Justine sehnt das Ende der Welt herbei, dabei scheint von außen betrachtet in ihrem Leben alles bestens zu laufen. Ihr Freund Michael liebt sie mit Hingabe, ihre Schwester Claire hat für sie ein aufwändiges Hochzeitsfest auf dem wunderschönen Landsitz Eremitage organisiert. Der Chef der Werbeagentur, in der sie arbeitet, behandelt sie als „High Potential“ und befördert sie zum Art Director. Doch all das kann Justine nicht erfreuen. Sie spürt, dass die Welt um sie herum nicht so heil ist, wie die anderen behaupten. Sie sieht, was alle anderen verleugnen: die Katastrophe ist bereits eingetreten. Erst als der Planet Melancholia auf die Erde zurast und eine Kollision unausweichlich ist, wird sie ruhig. Ist Lars von Triers Filmkunstwerk „Melancholia“ die Geschichte einer kranken Frau? Oder ist es eine Erzählung über eine Welt, der man mit Recht den Untergang wünscht? Ist das Ende ein Grund, sich in Düsterkeit zu versenken? Oder kann man ihm gar voller Optimismus entgegensehen? Was geschieht, wenn Planeten ihre gewohnte Umlaufbahn verlassen, und aufeinander treffen? Bei von Trier steckt in der Aussicht des Endes auch die Möglichkeit, dass sich die Dinge noch einmal wenden. Vielleicht zum Besseren.

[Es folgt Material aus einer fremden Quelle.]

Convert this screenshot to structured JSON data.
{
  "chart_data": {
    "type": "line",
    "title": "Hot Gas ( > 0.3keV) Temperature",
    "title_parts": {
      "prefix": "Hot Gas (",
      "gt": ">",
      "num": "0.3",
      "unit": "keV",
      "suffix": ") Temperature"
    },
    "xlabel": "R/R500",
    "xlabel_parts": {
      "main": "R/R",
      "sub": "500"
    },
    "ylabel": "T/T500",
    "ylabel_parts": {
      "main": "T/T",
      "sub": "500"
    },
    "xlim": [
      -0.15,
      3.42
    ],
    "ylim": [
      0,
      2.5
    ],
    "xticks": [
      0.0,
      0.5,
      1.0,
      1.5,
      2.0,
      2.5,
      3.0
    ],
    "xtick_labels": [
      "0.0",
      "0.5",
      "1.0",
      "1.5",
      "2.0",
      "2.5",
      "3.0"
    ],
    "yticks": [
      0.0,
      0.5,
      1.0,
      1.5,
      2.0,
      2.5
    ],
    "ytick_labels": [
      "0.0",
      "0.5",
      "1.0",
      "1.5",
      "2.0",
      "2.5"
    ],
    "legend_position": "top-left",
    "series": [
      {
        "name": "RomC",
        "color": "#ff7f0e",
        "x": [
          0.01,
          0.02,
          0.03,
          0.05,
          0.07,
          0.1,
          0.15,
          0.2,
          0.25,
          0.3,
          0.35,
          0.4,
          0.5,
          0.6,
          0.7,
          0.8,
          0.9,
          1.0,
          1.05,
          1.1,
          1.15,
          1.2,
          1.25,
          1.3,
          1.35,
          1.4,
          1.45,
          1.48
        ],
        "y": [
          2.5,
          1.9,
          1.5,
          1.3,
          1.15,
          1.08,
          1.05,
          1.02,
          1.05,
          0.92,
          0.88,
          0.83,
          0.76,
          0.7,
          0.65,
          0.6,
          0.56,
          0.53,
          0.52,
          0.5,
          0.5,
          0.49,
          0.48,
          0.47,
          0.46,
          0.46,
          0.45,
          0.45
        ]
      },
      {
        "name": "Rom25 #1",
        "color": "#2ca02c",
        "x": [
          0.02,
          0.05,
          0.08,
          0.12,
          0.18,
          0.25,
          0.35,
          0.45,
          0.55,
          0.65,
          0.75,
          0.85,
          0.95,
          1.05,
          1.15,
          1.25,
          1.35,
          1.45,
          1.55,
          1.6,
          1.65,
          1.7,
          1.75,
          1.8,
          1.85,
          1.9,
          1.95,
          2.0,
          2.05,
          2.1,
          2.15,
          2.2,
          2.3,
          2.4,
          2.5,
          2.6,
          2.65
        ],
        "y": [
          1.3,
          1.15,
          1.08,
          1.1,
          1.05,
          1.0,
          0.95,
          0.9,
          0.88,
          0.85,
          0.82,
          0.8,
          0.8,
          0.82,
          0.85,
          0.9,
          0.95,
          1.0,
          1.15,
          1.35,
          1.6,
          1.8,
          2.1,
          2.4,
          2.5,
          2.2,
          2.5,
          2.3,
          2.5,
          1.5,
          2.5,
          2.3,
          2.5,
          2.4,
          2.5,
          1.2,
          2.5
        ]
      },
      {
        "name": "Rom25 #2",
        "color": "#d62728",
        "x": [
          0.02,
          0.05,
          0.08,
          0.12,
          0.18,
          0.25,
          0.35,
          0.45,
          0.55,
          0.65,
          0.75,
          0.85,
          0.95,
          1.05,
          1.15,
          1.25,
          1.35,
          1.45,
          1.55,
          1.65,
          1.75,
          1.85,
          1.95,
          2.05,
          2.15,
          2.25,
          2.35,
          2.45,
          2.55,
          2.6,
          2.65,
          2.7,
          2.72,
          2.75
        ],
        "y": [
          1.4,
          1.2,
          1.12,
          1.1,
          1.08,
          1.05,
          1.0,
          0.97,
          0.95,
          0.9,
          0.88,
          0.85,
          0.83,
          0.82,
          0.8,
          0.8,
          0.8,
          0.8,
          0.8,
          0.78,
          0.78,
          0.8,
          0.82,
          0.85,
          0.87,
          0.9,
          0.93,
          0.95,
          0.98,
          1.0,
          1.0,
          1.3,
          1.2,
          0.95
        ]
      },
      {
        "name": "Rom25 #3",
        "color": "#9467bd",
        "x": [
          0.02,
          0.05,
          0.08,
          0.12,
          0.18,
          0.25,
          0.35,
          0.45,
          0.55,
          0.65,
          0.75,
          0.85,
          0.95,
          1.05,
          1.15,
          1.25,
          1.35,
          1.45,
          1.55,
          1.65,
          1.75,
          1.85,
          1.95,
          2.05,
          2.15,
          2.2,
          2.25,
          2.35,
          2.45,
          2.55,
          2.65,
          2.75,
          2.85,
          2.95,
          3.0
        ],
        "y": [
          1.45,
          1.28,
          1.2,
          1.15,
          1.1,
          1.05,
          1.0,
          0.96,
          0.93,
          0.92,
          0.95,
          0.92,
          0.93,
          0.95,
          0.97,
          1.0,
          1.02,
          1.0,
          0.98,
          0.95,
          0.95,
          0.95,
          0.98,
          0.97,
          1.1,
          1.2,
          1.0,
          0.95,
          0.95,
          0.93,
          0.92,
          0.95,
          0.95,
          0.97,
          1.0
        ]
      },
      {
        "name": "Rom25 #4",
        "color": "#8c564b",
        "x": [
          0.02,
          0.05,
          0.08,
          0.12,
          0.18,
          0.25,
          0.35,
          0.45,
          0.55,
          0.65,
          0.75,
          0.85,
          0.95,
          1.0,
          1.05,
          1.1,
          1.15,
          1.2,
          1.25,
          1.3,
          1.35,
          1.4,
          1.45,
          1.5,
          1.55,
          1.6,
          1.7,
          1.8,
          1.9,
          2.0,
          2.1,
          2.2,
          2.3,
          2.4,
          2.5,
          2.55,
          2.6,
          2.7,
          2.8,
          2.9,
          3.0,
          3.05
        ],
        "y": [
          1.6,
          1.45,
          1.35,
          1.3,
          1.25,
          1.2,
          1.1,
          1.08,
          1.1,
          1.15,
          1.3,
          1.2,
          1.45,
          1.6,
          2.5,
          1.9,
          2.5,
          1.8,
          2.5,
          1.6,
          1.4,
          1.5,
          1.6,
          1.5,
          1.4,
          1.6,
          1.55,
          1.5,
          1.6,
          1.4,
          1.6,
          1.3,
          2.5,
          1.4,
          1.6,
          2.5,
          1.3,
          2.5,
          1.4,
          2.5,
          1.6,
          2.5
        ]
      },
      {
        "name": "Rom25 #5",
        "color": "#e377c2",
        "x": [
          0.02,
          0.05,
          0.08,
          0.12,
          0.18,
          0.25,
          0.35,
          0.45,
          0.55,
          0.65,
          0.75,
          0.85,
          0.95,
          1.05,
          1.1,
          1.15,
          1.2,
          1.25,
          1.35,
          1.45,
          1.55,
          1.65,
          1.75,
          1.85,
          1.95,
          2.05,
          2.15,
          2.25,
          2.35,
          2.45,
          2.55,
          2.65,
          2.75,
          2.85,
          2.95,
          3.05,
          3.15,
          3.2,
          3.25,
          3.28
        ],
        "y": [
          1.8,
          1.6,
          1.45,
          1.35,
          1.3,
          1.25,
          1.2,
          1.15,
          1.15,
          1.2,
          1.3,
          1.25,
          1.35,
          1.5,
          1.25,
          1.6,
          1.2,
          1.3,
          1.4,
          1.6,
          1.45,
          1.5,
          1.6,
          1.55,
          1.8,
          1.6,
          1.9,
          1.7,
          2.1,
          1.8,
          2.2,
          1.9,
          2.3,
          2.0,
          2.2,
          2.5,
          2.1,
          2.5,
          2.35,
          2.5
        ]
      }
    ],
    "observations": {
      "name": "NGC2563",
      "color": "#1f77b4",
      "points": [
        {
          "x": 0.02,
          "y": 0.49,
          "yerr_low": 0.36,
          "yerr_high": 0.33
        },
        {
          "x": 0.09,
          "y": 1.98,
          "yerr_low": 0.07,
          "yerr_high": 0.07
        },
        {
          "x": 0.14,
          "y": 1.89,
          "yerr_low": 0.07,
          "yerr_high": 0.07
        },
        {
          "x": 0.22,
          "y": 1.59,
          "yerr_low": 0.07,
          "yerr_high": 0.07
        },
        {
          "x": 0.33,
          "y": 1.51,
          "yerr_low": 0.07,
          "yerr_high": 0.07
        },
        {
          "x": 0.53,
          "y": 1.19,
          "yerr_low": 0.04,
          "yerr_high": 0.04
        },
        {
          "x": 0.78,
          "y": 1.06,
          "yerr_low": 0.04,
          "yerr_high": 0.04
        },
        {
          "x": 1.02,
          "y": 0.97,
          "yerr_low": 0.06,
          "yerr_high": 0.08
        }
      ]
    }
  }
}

Felix Rothenhäusler inszenierte an den Kammerspielen zuletzt Ryan Trecartins „The Re’Search“ und Eugène Labiches „Trüffel Trüffel Trüffel“. Lars von Triers apokalyptische Überwältigungsoper „Melancholia“ wird bei ihm zum lustvoll-transparenten Sprech-Denk-Spiel. Das Ende der Welt – etwas ist möglich.

Kritiken

Bild eines*r Kritikers*in

Julia
Schleier

Theatertanten

Besuchte Vorstellung: 17. Juni 2019

Wie inszeniert man einen so bildgewaltigen Film wie Lars von Triers Melancholia am besten auf der Theaterbühne? Ohne Bühnenbild. Das müssen sich Felix Rothenhäusler (Regie) und Katharina Pia Schütz (Bühne) wohl bei der Konzeption der Melancholia Inszenierung an den Münchner Kammerspielen gedacht haben. Eine erstmal abwegige Entscheidung, find ich. Schließlich ist bei Lars von Triers Filmen nicht unbedingt der gesprochene Text das Element, an das man sich am ehesten erinnert, sondern die Bilder. Warum also den „nackten“ Text auf die Bühne bringen?

Lars von Trier gilt als der Skandalregisseur des europäischen Kinos. Seine Filme werden nicht selten als zu brutal, gewaltverherrlichend oder verstörend betitelt. In Rothenhäuslers Inszenierung fällt die Bildgewalt weg und die Darsteller*innen erzählen uns die Geschichte von Lars von Triers apokalyptischem Filmkunstwerk Melancholia nur durch ihre Sprache.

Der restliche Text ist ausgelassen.